Ups! Gambar ini tidak mengikuti Pedoman Konten kami. Untuk melanjutkan publikasi, hapuslah gambar ini atau unggah gambar lain.

Selayaknya hubungan yang terlahir karena cinta, merasa saling memiliki dan terpaut. Namun, bagaimana jika hubungan cinta itu tidak direstui oleh semesta? Apakah jalan takdir terbaik adalah menghilangkan salah satunya?

Yuji mengantarkan Harumi ke depan gerbang rumahnya. Sebuah tembok besar bercat putih berdaun pintu dua, berwarna hijau.

Tumpukan salju semakin menebal, rangkaian tali lampu hias kuning pucat bergoyang-goyang tertiup angin. Deru angin menambah bising di telinga. Hidung dan telinga Yuji memerah. Untunglah Harumi terlindungi karena memakai kain penutup kepala berbahan wol. Sungguh ini bukan suasana romantis seperti yang diinginkan Yuji, tetapi ia tetap bahagia dan merasa lega. Kini aishite iru telah terucap, ternyata tergantung bagaimana memaknai romantis itu, bisa saja tanpa bunga, bulan dan bintang.

"Hari libur kita masih lama Yuji, bagaimana kita bertemu?" tanya Harumi mendongakkan kepala memandangi dagu Yuji yang begitu ingin ia sentuh.

"Hmm, apakah kita harus menahan diri untuk tidak bertemu?!" ucapan Yuji mengakibatkan gelengan pada Harumi.

"Aku tidak mau Yuji," rengek Harumi.

Yuji tertawa senang, ia hanya ingin menggoda. Sesungguhnya ia pun gamang memikirkan bagaimana mereka bertemu, sekolah baru akan dimulai pertengahan Januari, sedangkan bila liburan musim dingin tiba, ada sesuatu hal yang harus dilakukan Yuji yaitu arubaito. Inilah saatnya Yuji membantu ibu panti mencari dana tambahan untuk panti asuhan.

Biasanya Yuji akan kerja sampingan di kedai yang mau mempekerjakan anak sekolahan, tahun ini usianya telah tujuh belas tahun, tak ada larangan lagi baginya untuk sekedar arubaito di tempat yang aman bagi remaja lelaki seperti dirinya.

"Yujiii!!"

"Hah?"

"Kau melamun weeh .." Harumi merengut kesal.

"Tidak, tidak aku hanya .." belum selesai Yuji bicara seseorang membuka daun pintu berwarna hijau itu dengan tatapan tajam. Ya tatapan itu sangat sinis, itulah yang dirasakan Yuji. Orang itu Keiko Arai yang tak lain adalah ibu Harumi berjalan mendekati mereka dengan langkah seakan ingin menerkam.

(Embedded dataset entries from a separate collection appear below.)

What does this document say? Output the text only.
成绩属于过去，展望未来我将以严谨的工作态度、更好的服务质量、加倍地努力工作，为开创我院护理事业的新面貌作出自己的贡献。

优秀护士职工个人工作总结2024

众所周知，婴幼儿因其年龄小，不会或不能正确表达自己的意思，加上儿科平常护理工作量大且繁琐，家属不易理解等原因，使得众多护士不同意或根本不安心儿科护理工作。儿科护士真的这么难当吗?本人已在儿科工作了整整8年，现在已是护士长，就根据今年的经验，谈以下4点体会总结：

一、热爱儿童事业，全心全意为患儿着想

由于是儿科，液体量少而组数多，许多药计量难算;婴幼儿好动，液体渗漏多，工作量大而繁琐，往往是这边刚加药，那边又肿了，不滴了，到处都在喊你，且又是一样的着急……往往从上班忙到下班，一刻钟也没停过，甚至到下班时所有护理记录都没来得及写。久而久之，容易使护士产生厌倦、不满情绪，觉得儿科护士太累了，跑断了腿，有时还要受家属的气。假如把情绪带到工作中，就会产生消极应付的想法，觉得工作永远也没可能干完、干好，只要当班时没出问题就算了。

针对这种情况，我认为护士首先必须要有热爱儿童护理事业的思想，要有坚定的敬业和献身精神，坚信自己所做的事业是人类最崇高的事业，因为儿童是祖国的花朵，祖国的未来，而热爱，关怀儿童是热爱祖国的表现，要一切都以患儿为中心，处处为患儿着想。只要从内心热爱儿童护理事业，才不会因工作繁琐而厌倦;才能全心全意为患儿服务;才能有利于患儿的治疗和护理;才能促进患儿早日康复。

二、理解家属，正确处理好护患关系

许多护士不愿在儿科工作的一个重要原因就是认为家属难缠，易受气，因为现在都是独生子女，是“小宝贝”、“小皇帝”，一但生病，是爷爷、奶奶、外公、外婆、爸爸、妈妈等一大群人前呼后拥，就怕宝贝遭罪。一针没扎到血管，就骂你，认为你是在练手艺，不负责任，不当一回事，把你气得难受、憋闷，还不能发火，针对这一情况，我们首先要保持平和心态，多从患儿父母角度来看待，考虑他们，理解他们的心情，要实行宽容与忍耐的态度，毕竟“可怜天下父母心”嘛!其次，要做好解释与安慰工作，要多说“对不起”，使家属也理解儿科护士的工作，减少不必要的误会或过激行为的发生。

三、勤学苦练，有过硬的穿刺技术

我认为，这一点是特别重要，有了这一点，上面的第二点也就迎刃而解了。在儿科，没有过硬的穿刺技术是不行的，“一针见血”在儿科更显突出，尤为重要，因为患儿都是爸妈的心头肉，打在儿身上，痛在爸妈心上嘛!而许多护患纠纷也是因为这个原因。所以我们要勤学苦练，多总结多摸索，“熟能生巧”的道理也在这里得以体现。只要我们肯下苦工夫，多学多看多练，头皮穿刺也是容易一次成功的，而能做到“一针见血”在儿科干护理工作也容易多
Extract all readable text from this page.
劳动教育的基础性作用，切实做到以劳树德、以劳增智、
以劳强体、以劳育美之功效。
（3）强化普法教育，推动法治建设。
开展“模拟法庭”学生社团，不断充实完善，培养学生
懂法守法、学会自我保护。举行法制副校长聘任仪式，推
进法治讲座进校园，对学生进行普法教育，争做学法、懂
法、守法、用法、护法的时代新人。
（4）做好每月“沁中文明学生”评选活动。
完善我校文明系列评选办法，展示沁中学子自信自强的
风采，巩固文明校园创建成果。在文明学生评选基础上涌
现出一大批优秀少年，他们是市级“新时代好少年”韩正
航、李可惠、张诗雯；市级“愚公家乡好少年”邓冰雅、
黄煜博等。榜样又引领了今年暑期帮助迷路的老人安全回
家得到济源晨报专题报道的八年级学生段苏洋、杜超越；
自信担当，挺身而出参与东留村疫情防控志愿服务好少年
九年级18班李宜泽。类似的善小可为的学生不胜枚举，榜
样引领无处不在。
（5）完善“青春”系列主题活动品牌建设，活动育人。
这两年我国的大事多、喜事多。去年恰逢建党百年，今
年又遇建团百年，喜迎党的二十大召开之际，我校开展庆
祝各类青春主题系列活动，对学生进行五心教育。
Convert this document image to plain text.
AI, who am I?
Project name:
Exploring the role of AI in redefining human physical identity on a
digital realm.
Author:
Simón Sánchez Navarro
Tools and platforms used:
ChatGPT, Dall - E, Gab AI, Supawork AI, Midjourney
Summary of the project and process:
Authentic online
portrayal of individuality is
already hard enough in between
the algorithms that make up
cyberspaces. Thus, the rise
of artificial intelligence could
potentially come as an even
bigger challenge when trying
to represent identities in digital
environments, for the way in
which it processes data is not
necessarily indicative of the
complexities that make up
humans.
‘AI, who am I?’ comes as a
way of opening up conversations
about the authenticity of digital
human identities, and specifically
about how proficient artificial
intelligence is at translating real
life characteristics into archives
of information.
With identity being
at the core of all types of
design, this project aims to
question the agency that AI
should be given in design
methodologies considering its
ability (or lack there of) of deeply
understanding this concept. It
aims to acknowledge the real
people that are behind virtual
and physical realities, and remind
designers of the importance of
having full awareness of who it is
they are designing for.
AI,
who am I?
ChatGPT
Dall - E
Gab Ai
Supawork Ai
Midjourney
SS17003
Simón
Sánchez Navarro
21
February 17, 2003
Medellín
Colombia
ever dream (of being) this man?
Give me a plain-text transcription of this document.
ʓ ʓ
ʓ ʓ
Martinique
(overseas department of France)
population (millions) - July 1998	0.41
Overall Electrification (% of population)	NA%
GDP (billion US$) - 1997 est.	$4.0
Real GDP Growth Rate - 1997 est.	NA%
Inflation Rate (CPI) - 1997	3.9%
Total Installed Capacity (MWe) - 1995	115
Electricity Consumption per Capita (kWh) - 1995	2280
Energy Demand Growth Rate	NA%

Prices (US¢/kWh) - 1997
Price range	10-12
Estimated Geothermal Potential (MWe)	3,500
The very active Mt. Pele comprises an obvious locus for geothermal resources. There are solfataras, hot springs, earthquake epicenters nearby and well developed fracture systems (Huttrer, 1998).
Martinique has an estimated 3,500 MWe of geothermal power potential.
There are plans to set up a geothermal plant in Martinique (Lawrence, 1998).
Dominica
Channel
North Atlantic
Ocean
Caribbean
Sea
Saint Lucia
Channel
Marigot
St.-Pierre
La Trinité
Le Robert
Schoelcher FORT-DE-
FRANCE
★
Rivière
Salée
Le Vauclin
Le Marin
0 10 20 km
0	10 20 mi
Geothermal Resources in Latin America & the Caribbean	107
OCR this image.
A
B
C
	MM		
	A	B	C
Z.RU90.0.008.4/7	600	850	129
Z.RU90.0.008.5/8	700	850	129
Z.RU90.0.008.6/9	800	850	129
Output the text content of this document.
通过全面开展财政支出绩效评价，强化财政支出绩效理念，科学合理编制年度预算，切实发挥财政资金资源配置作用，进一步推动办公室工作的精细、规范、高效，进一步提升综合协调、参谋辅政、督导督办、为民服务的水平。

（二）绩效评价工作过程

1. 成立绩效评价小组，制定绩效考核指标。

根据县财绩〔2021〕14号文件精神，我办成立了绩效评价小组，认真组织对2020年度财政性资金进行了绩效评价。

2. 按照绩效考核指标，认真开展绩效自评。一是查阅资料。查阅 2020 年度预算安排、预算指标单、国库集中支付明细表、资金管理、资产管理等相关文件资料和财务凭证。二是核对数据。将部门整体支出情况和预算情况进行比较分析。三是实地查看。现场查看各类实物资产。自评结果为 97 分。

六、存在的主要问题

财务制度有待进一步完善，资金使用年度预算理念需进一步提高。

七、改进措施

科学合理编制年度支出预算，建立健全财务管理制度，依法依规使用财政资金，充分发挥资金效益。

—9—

Tapi tidak, mungkin itu hanya perasaanku cetus Yuji dalam hati. senyuman mengembang dari bibir nona Keiko Arai. Disapanya Yuji dengan anggukan penuh wibawa.

Yuji cepat tanggap untuk membungkuk mengucap salam, kali ini ia tak bisa seenaknya membuang muka bila nona Keiko Arai berbicara, wanita itu kini adalah ibu dari kekasihnya yang harus ia hormati.

"Harumi masuklah, di luar dingin!" nona Keiko setengah memerintah.

Harumi protes dengan langsung menggelengkan kepala, digenggamnya tangan Yuji erat. Nona Keiko melirik sekilas sinis. Kini Yuji hampir merasakan bagai pisau belati siap menghunus ulu hati. memahami situasi ibu dan anak yang bisa saja bertengkar karena dirinya, Yuji langsung berpamitan untuk pulang.

Harumi menggeleng menatapnya, "Tidak Yuji!" bisiknya lirih.

"Masih ada yang ingin aku bicarakan denganmu."

"Besok aku akan ada di kedai oden untuk arubaito," ujarnya lirih.

"Apa aku boleh menemuimu saat bekerja?" mata Harumi berbinar, ia berharap.

"Sebenarnya tidak, di sana aku bekerja dan bukan sebagai pelanggan, tapi kau bisa saja duduk dan mengawasiku yang sedang melayani pelanggan, apakah kau bersedia Harumi?" Harumi mengangguk mantap.

Ibu Harumi berdehem, melihat wajah putrinya terus berusaha mendekat ke arah Yuji.

Yuji langsung paham deheman itu arahnya kemana, rupanya sudah tak diizinkan lagi bercengkerama. Mengusap pipi Harumi sekali lagi, mengangguk hormat pada ibu dan anak itu lalu beranjak pergi.

Mantel panjangnya menembus hujan salju yang semakin rapat. Yuji melangkah pergi dengan tidak menengok lagi. Sesungguhnya waktu pertemuan tadi masih terasa kurang. Inikah yang namanya berpacaran? Waktu tetap saja kurang bila bertemu dengan orang yang dicintai, batin Yuji.

Mungkin karena sudah saling mengaku tentang rasa cinta, Yuji melihat Harumi menjadi sangat berbeda.

Namun, ada suatu hal yang sedikit mengusik hatinya. Tatapan nona Keiko Arai tadi mirip dengan tatapannya setahun yang lalu, saat nona Keiko Arai untuk pertama kali bertemu dengan Yuji dan langsung menilai buruk kemampuan Yuji, meskipun saat itu belum melihat langsung pertandingan yang pernah Yuji ikuti. Ya, diremehkan. Perasaan itu amat familiar bagi Yuji.

Kembali lagi sinyal buruk itu hadir setelah setahun berlalu, Yuji menerima sinyal meremehkan dari nona Keiko Arai untuk kesekian kali.

***

Harumi mengantarkan punggung Yuji yang berbalut mantel dark brown, dengan tatapan sayu hingga menjauh pergi. Ini untuk pertama kalinya, seorang kekasih mengantarkannya sampai gerbang rumah. Bayangan penutup kencan yang manis terkubur sudah, ibu Harumi mengacaukan apa yang ada di isi pikiran Harumi.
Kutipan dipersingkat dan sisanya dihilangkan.